AI can be a trusted doctor if we equip it to constantly learn by reliving and absorbing doctors’ repetitive tasks
Smart health has become the norm of the day. If you have a headache – you can connect with a specialist, get diagnosed, have a prescription written, and order medicine online to your home. There is a plethora of apps to choose from, each aimed at solving your real-time, situation-driven problems with a promise of leading a happy and healthy life. What if we can take it a notch higher and know more how your body is changing and what you might be prone too? What precautions should you take to dodge a possible health attack?
Today, the healthcare world is awash with technological innovations driven by software and mobility. The innovations currently are focused on reducing the cascading gaps of affordability and accessibility. This has certainly increased the reach of healthcare to every nook and corner, by streamlining doctor networks, pharmacies and diagnostics at a click of a button. While this smart connectivity has helped solve day-to-day worries, the ability to understand and implement the advancements, especially in artificial intelligence and machine learning, has been rudimentary.

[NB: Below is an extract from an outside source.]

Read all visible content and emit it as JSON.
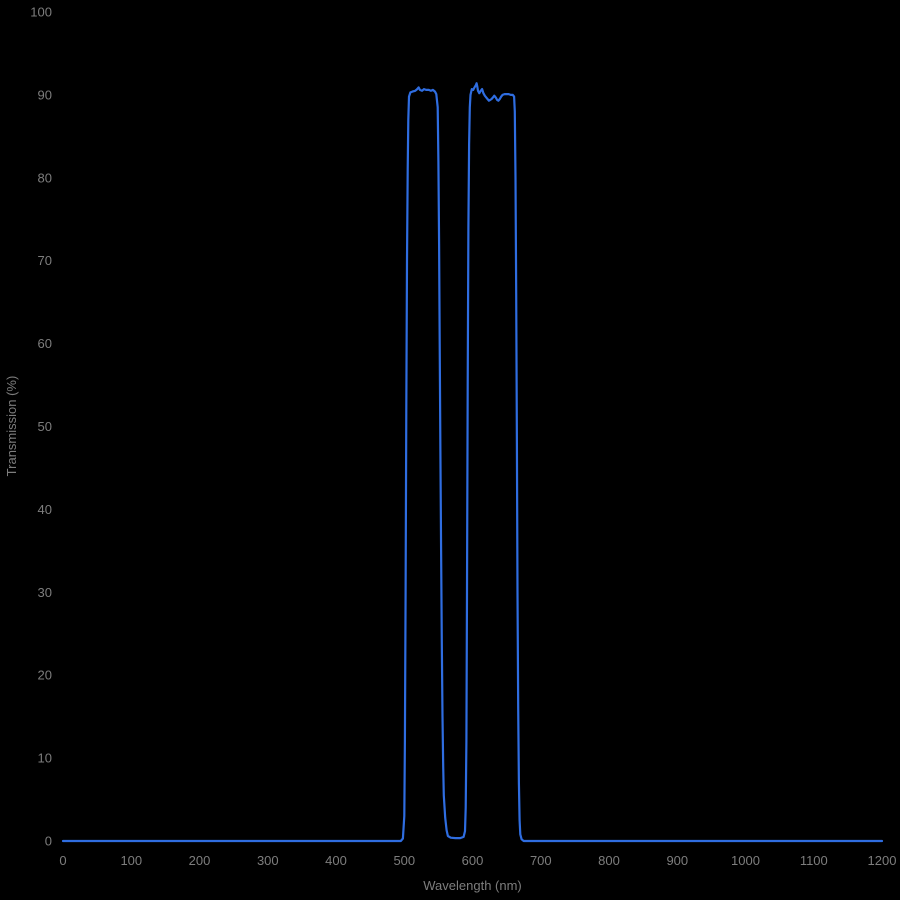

AI-assisted robotic surgeries, virtual nursing assistants, digital consultations, image analysis, medication management, healthcare system analysis. The AI and ML medical terminologies used are grandiloquent and couched in the jargonized doctorial fashion, which is quite intimidating. Often overused, while communicating no meaning, AI and ML are the buzzwords used across segments to sell products. In healthcare, what does this really mean?
What is ML?
ML is a subset of AI. It’s a set of algorithms that improve automatically through experience. What ML essentially does is that it studies large data and examines and analyses for common patterns. For example, if you are prone to gastritis and start recording your daily food intake; over time, the ML model will look at each of the food types you are consuming, in the diverse food groups, and find common patterns to make indications on the types of food that is causing gastritis.
ML can be used to merge an individual’s data with other data sources to predict the probability of developing a disease, which can be addressed through timely actions. This innovation has proved to be beneficial in the diagnosis procedure, monitoring chronic conditions, assisting in various surgeries, drug discovery, etc.
What is AI?
AI is the science to make computers behave like the way humans do. Natural language processing, intelligent agents, computer vision, chatbots, and voice recognition are all symbolized by AI. This is still vague and the developments in the space are being studied to understand it’s true potential.
In the healthcare sector, AI range of technologies enables machines to sense, act, comprehend and learn the administrative and healthcare functions that can be further implemented in training and research purposes.
The AI and ML implication
AI needs to learn every day to remain intelligent and sustainable. It is based on deep learning, a machine-learning algorithm used for a range of applications including speech and image recognition. This teaches machines to interpret complex patterns and structures that are observed in real-life data. AI models built from these groups helps in identifying affected genes and predict a probability of developing a certain disease for any individual. AI tools can also be used by healthcare providers to measure and analyse pathology or radiology results quickly and accurately. Thus, freeing up their time to attend to many patients.
The human element
Ultimately, it’s we humans who train the machines to work and identify differences to asses common conditions more accurately like human doctors. Not only this, but AI will also help in maintaining data privacy. By gathering individual patient data, the system can learn each person’s habits and preferences, and coordinate accordingly. With this, doctors and nurses will be relieved of these coordination tasks, allowing them to focus on the aspects of their work that require a human touch. This, in turn, means more time interacting with patients and staff, faster and more efficient delivery of equipment throughout the facility, and ensuring a clean, secure and healthy environment.
In today’s world, we hardly get time to keep a backup of data. The arrival of such technologies will stir a new modus operandi and lure us into a habit of maintaining, recording and tracking daily health and routine. This will set the idea of receiving treatment from a “robot”. Can AI really understand us as individuals, the way our family doctor does? Yes, it can! Care providers need to recognize and protect the importance of the human experience while embracing the potential of AI.
Hospitals should work together to understand the balance between staff and technology by effectively applying a suite of AI solutions. AI can be a trusted doctor if we equip it to constantly learn by reliving and absorbing doctors’ repetitive tasks. It is up to us to derive the efficiency and effectiveness of the automated healthcare system we intend to build. And allowing doctors the time to develop targeted treatment and therapies to solve the most critical cases.